Dans le cadre de l'affaire relative à Certaines activités menées par le Nicaragua dans la région frontalière (Costa Rica c. Nicaragua), la Cour conclut que le Nicaragua a violé la souveraineté territoriale et les droits de navigation du Costa Rica ainsi que les dispositions de l’ordonnance en indication de mesures conservatoires qu’elle a rendue le 8 mars 2011, mais que, en procédant au dragage du fleuve San Juan, il n’a manqué à aucune obligation de nature procédurale ou de fond lui incombant au titre du droit de l’environnement.

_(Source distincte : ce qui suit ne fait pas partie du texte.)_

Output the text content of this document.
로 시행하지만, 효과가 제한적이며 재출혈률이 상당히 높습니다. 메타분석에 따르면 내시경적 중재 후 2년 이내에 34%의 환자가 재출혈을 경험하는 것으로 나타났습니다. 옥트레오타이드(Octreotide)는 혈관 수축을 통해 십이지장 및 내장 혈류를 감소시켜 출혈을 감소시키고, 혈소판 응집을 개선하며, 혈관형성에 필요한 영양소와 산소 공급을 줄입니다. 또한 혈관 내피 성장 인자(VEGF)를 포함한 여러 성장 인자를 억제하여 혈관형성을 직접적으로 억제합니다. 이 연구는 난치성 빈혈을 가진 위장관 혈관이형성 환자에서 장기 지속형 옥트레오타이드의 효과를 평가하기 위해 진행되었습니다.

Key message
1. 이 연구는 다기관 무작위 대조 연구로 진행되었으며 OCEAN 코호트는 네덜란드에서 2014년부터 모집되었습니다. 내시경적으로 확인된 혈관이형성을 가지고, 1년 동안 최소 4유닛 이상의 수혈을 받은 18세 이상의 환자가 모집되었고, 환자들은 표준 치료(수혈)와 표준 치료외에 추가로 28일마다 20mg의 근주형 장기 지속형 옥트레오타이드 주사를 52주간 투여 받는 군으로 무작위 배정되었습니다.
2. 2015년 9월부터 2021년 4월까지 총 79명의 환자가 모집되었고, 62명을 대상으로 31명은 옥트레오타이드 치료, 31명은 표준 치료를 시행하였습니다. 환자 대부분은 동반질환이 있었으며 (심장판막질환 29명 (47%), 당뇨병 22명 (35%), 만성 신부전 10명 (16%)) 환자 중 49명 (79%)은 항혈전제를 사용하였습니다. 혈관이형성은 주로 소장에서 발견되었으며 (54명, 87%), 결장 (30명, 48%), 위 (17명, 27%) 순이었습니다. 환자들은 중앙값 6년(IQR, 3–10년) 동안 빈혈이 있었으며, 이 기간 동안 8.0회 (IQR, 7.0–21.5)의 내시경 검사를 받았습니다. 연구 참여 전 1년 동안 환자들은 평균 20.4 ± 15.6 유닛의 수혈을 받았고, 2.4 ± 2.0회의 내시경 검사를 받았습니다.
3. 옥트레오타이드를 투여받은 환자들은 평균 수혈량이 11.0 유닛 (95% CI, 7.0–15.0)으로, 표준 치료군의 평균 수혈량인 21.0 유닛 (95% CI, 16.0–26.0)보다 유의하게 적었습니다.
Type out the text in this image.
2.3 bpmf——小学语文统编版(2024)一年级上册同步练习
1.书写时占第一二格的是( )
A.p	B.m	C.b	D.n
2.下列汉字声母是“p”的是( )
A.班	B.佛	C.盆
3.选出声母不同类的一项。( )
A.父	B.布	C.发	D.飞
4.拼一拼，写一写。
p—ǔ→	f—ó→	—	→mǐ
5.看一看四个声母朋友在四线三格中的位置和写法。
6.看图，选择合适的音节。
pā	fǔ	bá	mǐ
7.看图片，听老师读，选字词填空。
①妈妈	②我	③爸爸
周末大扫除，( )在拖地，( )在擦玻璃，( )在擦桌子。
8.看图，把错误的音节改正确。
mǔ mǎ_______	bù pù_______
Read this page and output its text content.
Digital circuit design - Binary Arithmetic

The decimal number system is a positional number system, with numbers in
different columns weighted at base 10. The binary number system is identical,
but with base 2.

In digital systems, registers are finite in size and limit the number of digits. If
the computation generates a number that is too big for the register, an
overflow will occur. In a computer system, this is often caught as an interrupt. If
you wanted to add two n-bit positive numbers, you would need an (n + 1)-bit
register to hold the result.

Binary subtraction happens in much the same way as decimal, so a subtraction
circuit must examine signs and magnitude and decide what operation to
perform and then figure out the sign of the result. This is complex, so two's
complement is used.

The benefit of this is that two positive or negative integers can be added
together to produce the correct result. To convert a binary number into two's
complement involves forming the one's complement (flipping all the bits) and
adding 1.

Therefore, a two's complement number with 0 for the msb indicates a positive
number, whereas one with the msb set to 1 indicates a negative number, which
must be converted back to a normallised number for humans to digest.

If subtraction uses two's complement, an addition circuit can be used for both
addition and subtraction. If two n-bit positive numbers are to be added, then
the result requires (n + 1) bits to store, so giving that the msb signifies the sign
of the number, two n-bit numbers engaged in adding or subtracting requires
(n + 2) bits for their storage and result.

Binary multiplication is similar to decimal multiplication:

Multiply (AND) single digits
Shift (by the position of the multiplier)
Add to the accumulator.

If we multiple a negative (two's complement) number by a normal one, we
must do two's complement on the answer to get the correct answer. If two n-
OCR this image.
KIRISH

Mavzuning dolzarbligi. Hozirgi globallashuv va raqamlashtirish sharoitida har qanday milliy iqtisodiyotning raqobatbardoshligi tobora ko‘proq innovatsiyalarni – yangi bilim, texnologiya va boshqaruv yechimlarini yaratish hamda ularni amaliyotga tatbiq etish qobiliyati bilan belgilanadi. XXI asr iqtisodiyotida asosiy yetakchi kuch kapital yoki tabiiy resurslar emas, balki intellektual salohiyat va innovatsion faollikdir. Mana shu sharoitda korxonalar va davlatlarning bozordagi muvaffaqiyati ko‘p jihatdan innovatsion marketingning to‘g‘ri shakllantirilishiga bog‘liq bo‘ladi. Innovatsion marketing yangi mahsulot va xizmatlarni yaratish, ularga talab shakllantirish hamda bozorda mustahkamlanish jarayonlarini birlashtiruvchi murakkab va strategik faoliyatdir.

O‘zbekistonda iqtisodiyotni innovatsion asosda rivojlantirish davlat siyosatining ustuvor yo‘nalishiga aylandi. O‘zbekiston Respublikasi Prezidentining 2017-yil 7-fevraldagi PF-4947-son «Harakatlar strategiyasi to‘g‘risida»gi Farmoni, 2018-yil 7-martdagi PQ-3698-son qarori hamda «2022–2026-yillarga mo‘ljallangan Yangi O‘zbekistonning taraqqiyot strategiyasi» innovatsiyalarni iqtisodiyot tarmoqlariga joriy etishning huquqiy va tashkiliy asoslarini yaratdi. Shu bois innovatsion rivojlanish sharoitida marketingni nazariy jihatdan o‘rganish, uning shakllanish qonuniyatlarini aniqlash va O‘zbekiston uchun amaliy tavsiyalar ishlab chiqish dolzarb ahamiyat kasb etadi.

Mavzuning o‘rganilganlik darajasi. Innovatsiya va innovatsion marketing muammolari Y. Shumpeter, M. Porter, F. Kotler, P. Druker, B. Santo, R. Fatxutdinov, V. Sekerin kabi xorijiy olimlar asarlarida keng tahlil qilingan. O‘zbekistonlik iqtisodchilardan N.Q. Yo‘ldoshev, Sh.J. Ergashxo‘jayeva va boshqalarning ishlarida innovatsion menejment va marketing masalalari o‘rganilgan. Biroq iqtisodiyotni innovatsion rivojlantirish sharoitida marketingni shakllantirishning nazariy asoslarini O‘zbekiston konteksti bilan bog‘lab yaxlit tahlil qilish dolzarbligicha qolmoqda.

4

Dans le cadre de l'affaire relative à la Construction d’une route au Costa Rica le long du fleuve San Juan (Nicaragua c. Costa Rica), la Cour conclut que le Costa Rica a manqué à son obligation de procéder à une évaluation de l’impact sur l’environnement concernant la construction de la route 1856, mais qu’il n’a méconnu aucune obligation de fond lui incombant au titre du droit de l’environnement.

A l’annonce de cet arrêt de la CIJ qui vient trancher un différend empoisonnant les relations entre les deux voisins depuis des années, le président du Costa Rica, Luis Guillermo Solis, s’est dit satisfait, tout en espérant que cette décision ouvrira un horizon de dialogue entre les deux pays. De son côté, le Nicaragua a fait savoir qu'il respectera le verdict par la voix de son ministre adjoint aux Affaires étrangères, Cesar Vega.

* * *

La Cour internationale de Justice (CIJ), organe judiciaire principal de l’Organisation des Nations Unies, a rendu le 16 décembre 2015 son arrêt dans les affaires jointes relatives à Certaines activités menées par le Nicaragua dans la région frontalière (Costa Rica c. Nicaragua) et à la Construction d’une route au Costa Rica le long du fleuve San Juan (Nicaragua c. Costa Rica).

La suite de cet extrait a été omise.